Medical College of Georgia at Georgia Regents University, USA
Weiqin Chen studied microbiology at China Agricultural University, China, where she obtained her Msc (1999). She then came to the United States and studied the role of dyslipidemia on diabetic retinopathy, a microvascular complication in diabetic patients with Dr. Julia Busik at Michigan State University and received her Ph.D. degree in Molecular Genetics in 2005. Subsequently, she worked as a Postdoctoral associate for fi ve years with Dr. Lawrence Chan at Baylor College of Medicine, where she was promoted as an instructor in 2010. At BCM, she established two animal models based on genes that are associated with non-alchoholic fatty liver disease (NALFD) and human congenital generalized lipodystrophy (CGL) and characterized their functions in energy metabolism. In 2012, she was recruited as an Assistant Professor in the Department of Physiology at Georgia Regents University. The focus of her current research is to dissect the mechanisms underlying adipose tissue dysfunction and development of obesity and lipodystrophy using both in vivo and in vitro strategies.
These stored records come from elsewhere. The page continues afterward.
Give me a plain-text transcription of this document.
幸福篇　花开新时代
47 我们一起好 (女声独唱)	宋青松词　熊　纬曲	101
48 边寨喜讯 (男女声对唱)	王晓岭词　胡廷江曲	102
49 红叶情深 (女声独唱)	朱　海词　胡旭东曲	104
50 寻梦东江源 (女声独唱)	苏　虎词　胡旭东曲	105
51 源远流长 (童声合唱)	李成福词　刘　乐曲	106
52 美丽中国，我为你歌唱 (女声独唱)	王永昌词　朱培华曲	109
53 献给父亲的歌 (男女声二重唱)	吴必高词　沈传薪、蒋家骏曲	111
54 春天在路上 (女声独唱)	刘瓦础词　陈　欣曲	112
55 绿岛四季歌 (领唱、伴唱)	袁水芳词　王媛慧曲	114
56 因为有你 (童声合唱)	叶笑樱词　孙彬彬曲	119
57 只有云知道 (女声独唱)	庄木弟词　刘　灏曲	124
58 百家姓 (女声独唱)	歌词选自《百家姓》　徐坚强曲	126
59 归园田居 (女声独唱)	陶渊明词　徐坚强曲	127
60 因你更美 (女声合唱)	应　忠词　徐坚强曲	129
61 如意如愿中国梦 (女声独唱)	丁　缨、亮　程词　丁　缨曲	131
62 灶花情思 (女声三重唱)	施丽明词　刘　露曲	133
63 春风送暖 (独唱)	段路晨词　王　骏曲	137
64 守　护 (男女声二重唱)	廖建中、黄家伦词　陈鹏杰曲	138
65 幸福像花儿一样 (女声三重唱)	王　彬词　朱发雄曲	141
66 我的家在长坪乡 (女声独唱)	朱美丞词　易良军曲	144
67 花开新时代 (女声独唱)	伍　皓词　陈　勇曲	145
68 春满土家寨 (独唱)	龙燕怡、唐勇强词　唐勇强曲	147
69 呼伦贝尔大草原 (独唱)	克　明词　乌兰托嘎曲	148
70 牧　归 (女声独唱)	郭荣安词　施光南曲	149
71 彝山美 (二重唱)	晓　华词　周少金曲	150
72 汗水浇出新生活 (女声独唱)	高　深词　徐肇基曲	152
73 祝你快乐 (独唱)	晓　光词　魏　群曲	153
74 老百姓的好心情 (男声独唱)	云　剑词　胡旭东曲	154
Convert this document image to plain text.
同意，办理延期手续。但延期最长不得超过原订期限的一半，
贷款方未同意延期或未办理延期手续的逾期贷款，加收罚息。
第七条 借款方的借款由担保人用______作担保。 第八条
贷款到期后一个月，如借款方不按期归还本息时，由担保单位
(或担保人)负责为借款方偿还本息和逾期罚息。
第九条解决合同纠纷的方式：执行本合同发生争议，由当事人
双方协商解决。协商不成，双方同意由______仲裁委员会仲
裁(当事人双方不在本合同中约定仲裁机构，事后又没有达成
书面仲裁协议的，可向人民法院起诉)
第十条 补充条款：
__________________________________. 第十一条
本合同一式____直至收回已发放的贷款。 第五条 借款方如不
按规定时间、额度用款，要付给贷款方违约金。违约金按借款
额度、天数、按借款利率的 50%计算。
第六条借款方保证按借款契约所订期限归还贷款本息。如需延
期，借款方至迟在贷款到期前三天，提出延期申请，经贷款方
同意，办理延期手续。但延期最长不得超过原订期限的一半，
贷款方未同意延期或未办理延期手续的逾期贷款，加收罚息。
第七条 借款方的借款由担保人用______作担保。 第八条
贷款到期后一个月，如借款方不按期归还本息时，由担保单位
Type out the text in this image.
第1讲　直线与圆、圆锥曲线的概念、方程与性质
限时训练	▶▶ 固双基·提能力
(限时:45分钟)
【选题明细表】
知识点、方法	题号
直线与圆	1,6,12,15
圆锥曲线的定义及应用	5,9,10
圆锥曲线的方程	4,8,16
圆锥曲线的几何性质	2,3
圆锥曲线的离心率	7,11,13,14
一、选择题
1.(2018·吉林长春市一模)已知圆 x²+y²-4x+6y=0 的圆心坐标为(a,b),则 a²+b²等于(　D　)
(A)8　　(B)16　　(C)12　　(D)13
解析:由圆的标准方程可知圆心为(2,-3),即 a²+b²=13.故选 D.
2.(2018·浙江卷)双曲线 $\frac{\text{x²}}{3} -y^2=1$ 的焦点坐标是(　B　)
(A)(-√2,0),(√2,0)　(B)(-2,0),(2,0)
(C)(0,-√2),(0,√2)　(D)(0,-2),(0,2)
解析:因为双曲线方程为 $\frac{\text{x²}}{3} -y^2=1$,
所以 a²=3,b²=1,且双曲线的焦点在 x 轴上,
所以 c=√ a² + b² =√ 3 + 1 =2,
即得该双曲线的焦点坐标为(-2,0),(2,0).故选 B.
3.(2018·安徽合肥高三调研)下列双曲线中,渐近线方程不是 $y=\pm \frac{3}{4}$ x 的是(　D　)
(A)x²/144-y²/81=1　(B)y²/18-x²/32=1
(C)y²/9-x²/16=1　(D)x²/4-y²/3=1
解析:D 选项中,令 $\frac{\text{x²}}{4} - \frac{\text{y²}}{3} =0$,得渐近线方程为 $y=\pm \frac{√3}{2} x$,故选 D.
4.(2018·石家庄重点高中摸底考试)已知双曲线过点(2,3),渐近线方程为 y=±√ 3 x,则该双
Adipose tissue plays a major role in whole body energy homeostasis. The increasing prevalence of obesity and metabolic syndrome requires investigations that identify the causes and consequences of adipose tissue dysfunction. Both obesity (excessive fat) and lipodystrophy (lack of fat) develop similar metabolic disorders including insulin resistance, dyslipidemia, diabetes and cardiovascular diseases. Mutations in BSCL2 underlie human congenital generalized lipodystrophy type 2 disease. CGL2 is an autosomal recessive disorder characterized by a near total absence of body fat from birth or infancy associated with earlier diabetes onset and debilitating metabolic complication. We recently inactivated Bscl2 in mice to examine the mechanisms whereby absence of Bscl2 leads to adipose tissue loss and metabolic disorders. Bscl2-/- mice develop severe lipodystrophy of white adipose tissue (WAT), dyslipidemia, insulin resistance and hepatic steatosis. Notably, they rely exclusively on glucose as the energy source and display improved glucose homeostasis and insulin response under fasting conditions. In vitro differentiation of both Bscl2-/- murine embryonic fibroblasts (MEFs) and stromal vascular cells (SVCs) reveals normal early-phase adipocyte diff erentiation but a striking failure in terminal differentiation due to unbridled cyclic AMP (cAMP)-dependent protein kinase A (PKA)-activated lipolysis, which leads to loss of lipid droplets and silencing of the expression of adipose-specific transcription factors. Importantly, such defects in differentiation can be largely rescued by inhibitors of lipolysis but not PPARγ agonist. The residual epididymal WAT (EWAT) in Bscl2-/- mice displays enhanced lipolysis. It also assumes a "brown-like" phenotype with marked upregulation of UCP1 and other brown adipose specific markers. Together with decreased Pref1 but increased C/EBPβ, these changes highlight a possible increased cAMP signaling which impairs terminal adipocyte differentiation in the EWAT of Bscl2-/- mice. Our study underscores the fundamental role of regulated cAMP/PKA-mediated lipolysis in adipose differentiation, and identifies Bscl2 as a novel cell-autonomous determinant of activated lipolysis essential for terminal adipocyte differentiation.